I wrote more in hospital but it was very repetitive. So what happened was this: I saw the doctors again and they told me my depression was related to my autism (they got hold of my records). This was enough to send me into a flying rage and so I packed my things. I left them in my room. I walked around the town for a while and then realised I did not want to go back to hospital. I had no money or phone, just a bottle of water. So I walked to Perth. On the way, I asked to use the phone at a petrol station but they said no. I also knocked on the door at a doctor’s surgery. There was someone there, I could hear talking, but they didn’t answer the door.

I felt high and low at the same time, if that has any meaning. I had the energy to walk all that way, I don’t know how. I went to the hospital in Perth and asked to use their phone and they let me but they also contacted the hospital I was meant to be at and they said they would send a taxi. I felt completely fired up and refused (loudly). I must have been a real handful. I got to ring GA and told him I would meet him at the Busport in the city. He said no, to wait for him at the hospital. I couldn’t get out of the triage area as they have glass doors only activated on one side. But then someone activated the door from the other side and I got out. I heard a security guard ask if I should be stopped but I wasn’t. I felt really paranoid and thought everyone was playing a game, even GA.

I walked to the Busport. I thought it would be open but it was not as it was the middle of the night. So I found a place to sit and wait. I did not know my parents and GA were looking for me. And they found me. They were happy. I felt ashamed and sorry. I talked on the way home. A good analogy I thought of was that I felt like an unleaded car suddenly filled with diesel. All wrong inside.

I went home for the night and then stayed at Mum’s house for a few days for her support. I cried a lot in private. But I made an effort and got through those days and even Christmas.

It has now been a over a month since hospital and I do feel better. Support has been needed and has come from unexpected places. Someone named Jasmine, I will never forget what she did, her thoughtfulness and kindness.

I feel up and down but the peaks and troughs are shallower. I am scared of this happening again. I feel that if left untreated it will happen again and so I know I need to get help. Medical help included.

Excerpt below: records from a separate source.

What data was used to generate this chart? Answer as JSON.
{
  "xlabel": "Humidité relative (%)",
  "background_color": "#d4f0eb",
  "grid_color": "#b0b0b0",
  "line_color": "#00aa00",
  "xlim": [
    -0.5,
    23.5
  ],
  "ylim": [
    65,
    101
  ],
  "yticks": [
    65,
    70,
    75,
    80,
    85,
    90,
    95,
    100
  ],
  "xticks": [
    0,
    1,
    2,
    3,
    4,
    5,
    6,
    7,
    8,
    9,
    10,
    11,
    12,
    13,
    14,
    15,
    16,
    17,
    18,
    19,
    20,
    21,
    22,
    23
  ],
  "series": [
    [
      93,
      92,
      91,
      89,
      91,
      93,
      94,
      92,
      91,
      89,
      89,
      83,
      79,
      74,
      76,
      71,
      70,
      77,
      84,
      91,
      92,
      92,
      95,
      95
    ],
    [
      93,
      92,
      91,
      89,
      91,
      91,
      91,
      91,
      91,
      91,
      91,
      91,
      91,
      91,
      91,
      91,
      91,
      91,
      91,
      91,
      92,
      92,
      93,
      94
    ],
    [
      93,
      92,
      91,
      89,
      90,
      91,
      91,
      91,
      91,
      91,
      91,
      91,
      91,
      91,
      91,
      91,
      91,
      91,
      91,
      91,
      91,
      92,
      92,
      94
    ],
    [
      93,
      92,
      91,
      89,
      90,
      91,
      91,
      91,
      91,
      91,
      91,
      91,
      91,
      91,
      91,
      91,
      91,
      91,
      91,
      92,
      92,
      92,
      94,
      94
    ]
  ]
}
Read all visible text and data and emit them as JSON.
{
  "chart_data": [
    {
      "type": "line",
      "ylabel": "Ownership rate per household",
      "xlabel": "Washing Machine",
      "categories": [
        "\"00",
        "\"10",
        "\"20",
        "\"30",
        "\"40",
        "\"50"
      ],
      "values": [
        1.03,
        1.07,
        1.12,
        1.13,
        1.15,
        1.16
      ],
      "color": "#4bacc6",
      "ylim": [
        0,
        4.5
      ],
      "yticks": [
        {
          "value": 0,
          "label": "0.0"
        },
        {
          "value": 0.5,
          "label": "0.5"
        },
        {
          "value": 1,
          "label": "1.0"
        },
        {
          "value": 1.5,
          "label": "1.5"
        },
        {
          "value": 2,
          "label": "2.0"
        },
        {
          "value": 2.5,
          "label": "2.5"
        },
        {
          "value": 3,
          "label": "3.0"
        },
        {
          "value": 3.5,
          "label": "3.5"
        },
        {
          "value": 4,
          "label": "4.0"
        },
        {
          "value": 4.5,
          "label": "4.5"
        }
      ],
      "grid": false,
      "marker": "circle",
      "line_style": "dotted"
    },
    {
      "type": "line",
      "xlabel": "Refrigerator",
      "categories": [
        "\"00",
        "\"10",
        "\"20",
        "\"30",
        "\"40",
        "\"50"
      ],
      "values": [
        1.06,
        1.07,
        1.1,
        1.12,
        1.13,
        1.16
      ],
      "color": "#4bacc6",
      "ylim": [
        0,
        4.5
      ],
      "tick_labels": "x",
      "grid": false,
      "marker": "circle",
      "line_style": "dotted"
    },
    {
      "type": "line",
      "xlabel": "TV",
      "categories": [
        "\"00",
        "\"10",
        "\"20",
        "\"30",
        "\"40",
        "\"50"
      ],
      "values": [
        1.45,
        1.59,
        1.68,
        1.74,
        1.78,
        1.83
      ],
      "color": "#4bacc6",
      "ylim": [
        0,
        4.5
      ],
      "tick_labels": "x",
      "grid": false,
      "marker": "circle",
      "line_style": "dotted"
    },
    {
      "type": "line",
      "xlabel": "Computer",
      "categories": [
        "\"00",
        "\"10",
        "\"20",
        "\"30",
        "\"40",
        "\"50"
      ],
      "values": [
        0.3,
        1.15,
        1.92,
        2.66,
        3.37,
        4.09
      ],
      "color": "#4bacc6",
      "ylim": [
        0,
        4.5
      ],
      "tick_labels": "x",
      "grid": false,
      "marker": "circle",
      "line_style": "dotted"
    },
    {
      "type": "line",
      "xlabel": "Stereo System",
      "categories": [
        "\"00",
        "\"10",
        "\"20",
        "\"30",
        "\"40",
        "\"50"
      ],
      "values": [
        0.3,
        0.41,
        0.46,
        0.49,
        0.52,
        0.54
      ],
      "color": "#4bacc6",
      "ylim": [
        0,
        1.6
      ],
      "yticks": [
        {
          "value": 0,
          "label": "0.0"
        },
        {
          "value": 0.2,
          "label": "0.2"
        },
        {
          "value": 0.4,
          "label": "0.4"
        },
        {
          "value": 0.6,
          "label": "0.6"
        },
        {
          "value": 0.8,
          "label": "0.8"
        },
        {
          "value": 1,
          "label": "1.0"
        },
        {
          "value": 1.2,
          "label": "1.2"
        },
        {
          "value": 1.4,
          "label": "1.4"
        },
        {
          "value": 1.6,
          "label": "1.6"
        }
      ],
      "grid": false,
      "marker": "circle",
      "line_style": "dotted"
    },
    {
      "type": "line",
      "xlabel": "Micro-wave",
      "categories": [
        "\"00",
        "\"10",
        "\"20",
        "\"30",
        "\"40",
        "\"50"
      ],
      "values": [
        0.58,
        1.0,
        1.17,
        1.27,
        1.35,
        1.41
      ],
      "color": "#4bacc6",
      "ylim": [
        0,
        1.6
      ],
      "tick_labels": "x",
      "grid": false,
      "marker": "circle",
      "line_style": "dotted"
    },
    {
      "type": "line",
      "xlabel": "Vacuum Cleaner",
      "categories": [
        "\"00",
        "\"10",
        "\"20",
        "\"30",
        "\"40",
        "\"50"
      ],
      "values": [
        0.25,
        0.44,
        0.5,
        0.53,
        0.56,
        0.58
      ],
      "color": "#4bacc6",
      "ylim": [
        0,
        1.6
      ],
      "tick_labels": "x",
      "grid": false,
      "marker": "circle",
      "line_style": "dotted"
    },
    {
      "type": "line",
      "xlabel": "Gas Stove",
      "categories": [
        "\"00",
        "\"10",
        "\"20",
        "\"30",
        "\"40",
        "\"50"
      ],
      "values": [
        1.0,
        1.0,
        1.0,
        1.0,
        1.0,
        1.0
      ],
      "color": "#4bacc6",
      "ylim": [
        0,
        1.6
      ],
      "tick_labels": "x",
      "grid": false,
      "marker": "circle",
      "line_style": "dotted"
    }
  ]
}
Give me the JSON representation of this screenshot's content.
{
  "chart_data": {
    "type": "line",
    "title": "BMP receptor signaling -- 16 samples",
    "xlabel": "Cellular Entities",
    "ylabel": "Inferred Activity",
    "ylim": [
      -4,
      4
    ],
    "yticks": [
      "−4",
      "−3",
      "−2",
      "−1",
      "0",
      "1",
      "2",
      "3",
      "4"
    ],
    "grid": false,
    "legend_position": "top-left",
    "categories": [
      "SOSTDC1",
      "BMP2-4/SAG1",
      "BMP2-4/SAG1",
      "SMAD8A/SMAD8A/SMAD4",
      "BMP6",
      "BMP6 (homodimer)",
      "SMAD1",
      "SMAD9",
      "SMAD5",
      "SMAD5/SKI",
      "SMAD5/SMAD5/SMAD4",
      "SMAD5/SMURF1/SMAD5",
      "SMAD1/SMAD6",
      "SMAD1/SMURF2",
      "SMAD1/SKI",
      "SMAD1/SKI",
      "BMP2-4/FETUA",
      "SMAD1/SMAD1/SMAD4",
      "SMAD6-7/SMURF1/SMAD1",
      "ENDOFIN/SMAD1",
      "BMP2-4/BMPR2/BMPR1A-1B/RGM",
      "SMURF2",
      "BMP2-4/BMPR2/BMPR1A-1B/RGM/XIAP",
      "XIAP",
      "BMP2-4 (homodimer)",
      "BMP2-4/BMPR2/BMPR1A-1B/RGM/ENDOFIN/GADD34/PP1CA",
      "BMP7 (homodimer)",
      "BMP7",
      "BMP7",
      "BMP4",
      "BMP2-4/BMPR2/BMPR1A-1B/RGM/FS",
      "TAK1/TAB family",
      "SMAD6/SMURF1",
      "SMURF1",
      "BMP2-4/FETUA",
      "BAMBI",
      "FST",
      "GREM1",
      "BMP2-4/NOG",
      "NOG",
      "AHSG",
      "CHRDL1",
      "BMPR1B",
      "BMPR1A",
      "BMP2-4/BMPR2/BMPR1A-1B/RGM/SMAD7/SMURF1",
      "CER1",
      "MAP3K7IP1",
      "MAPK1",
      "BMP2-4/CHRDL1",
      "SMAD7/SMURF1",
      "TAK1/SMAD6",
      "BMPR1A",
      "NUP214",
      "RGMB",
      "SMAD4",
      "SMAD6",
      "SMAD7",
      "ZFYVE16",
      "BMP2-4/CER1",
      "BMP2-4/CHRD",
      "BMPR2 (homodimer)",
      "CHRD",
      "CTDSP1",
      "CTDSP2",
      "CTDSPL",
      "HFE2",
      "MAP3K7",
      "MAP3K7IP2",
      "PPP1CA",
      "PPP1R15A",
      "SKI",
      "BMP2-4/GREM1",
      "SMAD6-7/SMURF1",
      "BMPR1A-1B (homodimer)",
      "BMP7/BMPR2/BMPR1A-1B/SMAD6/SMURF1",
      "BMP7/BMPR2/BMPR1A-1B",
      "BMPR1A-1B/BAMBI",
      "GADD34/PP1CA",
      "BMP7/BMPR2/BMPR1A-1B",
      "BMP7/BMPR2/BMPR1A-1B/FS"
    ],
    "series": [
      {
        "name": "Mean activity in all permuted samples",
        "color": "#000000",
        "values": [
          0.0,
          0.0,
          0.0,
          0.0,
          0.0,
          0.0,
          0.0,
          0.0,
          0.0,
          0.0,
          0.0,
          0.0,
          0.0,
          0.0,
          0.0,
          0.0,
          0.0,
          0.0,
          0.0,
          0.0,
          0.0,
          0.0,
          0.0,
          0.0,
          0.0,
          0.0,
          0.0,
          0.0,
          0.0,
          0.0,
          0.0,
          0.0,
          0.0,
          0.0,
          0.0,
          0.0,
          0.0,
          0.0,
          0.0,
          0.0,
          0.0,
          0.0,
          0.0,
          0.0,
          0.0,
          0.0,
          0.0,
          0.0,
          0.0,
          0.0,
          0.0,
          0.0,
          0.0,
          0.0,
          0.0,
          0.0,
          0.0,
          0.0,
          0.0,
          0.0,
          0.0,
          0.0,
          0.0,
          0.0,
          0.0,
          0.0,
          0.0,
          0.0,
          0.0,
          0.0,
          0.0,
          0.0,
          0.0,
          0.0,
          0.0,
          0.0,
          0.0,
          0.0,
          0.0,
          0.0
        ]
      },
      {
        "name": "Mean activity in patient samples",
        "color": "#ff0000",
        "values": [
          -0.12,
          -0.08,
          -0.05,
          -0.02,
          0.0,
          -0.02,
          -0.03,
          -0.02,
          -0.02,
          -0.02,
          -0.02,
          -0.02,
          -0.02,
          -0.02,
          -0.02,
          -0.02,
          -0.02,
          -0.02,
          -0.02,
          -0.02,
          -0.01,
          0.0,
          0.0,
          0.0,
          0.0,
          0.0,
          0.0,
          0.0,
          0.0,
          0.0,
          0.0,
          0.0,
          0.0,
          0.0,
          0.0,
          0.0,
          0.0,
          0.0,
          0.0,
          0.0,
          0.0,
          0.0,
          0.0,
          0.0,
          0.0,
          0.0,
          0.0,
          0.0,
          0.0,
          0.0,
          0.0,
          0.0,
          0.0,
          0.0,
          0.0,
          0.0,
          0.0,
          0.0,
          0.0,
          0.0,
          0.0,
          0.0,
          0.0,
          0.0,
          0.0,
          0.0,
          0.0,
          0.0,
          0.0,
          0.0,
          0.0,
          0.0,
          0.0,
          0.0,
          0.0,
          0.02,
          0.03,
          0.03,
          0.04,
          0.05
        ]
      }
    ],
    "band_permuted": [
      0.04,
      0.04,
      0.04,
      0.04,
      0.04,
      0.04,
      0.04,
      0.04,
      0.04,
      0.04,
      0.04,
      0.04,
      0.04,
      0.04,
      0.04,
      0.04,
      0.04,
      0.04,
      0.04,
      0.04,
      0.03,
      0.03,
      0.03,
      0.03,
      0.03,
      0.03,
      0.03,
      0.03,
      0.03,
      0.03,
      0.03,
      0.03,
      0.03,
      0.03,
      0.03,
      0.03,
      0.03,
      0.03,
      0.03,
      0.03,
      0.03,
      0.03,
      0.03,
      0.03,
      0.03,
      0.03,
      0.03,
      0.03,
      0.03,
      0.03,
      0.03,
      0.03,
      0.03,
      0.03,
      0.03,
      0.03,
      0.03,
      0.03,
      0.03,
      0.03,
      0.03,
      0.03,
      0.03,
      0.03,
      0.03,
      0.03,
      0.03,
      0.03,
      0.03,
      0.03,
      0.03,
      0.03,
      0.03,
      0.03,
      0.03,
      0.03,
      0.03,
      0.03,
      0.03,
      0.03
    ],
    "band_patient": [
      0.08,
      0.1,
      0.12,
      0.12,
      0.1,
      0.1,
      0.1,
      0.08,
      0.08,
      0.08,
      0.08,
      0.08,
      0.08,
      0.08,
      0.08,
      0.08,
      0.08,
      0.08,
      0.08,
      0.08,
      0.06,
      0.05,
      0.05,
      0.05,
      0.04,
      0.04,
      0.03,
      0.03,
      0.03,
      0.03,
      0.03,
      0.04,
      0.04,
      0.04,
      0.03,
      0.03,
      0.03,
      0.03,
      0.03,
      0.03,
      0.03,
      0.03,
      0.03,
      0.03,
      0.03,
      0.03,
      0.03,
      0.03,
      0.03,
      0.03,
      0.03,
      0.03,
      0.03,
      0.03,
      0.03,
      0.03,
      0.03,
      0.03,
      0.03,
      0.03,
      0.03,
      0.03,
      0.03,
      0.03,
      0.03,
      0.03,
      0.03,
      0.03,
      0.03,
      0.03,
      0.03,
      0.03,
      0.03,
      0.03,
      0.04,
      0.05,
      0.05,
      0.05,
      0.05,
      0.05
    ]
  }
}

Filed by renaeden at January 21st, 2008 under Related to Mental Health

I am so glad to hear you are feeling better Renaeden! Hang in there. Even if it happens again, you will be okay again. I am glad you have support and would like to give 3 cheers to Jasmine even though I have no idea who she is. I hope you keep feeling better and better :)

Comment by Lori — January 25, 2008 @ 7:06 pm

Thank you Lori. That means a lot. Jasmine is a friend of mine who has an autistic son.
I have an appointment with a psychiatrist soo, hopefully that will sort some things out.